Wyniki te to głównie zasługa dynamicznie rosnącej sprzedaży zagranicznej. W 2020 roku przychody spółek dystrybucyjnych operujących na kilkunastu zagranicznych rynkach w regionie zwiększyły się o 13,5 proc., natomiast sprzedaż w kraju skurczyła się o 3,6 proc. Krajowy rynek wciąż odpowiada za ponad połowę łącznych przychodów grupy, ale udział ten systematycznie maleje.

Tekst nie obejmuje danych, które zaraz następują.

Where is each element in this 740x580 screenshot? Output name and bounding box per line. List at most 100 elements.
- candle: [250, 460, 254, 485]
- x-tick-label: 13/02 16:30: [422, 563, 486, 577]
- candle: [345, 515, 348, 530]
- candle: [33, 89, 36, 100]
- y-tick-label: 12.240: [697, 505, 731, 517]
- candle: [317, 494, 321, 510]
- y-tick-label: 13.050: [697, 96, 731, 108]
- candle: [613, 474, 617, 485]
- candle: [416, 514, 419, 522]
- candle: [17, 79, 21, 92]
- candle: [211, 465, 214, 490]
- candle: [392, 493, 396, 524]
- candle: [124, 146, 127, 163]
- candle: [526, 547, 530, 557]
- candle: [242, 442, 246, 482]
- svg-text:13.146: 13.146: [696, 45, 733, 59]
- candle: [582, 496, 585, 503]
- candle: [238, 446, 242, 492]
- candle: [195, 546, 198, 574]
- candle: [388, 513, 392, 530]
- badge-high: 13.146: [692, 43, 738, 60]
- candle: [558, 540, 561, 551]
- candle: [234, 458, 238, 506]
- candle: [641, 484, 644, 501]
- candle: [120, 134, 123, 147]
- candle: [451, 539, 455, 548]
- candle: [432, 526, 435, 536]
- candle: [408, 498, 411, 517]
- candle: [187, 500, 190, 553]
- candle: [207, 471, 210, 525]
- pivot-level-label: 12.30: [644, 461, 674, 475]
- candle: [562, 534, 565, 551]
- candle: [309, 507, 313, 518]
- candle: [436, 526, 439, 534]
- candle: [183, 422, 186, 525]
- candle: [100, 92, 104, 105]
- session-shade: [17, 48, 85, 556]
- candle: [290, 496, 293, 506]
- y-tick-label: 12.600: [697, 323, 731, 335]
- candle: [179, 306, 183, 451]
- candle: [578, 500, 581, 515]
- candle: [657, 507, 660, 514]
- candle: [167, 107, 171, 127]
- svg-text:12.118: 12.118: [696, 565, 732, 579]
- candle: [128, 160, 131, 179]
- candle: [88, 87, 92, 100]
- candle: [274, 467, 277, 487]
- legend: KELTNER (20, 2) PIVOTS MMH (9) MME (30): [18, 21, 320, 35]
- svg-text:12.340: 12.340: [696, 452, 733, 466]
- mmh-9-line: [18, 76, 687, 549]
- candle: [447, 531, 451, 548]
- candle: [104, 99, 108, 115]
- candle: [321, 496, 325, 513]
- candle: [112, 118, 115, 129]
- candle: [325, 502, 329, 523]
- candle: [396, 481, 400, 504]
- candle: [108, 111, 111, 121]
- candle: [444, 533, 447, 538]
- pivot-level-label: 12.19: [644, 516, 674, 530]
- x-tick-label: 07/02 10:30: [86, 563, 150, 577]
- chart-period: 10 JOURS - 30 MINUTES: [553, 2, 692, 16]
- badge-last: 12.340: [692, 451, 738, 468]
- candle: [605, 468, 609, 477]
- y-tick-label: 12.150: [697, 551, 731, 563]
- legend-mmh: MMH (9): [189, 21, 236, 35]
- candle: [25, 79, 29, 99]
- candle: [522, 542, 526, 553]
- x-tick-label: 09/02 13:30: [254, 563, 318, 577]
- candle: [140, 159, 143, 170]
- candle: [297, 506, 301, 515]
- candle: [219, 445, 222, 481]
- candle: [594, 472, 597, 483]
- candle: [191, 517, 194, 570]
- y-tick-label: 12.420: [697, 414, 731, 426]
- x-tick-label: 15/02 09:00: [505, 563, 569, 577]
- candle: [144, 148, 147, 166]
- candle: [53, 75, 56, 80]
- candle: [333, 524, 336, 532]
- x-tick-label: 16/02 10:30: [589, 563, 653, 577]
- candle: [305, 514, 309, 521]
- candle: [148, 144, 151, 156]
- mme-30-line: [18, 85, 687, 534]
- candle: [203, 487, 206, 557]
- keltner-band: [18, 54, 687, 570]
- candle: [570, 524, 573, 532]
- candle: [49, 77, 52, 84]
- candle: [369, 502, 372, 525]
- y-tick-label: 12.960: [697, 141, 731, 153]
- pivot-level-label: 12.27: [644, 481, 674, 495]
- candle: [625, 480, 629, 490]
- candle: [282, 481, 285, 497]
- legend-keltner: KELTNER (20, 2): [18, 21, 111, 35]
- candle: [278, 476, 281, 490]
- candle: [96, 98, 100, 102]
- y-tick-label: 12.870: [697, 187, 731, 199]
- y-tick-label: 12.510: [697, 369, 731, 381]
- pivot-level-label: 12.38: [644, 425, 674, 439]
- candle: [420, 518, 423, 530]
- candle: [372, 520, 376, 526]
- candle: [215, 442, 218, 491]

W okresie 12 miesięcy 2020 roku prawie wszystkie rynki eksportowe poprawiły wynik sprzed roku. Negatywnym wyjątkiem były Włochy, gdzie grupa niedawno przestawiła się na inny model działalności, zamykając wszystkie filie. Najwyższe obroty grupa wypracowała na rynku rumuńskim, gdzie sprzedaż zwiększyła się o 9,2 proc. do 810,7 mln zł. Natomiast najdynamiczniej wzrosła sprzedaż na rynku greckim (z 40 mln do 95 mln zł), co jednak było efektem stosunkowo niskiej bazy z poprzedniego roku.
Wyniki sprzedaży grupy zostały pozytywnie przyjęte przez inwestorów. W efekcie w trakcie piątkowej sesji notowania Inter Carsu rosły nawet o ponad 5 proc., a handlu towarzyszyły wyższe niż zwykle obroty.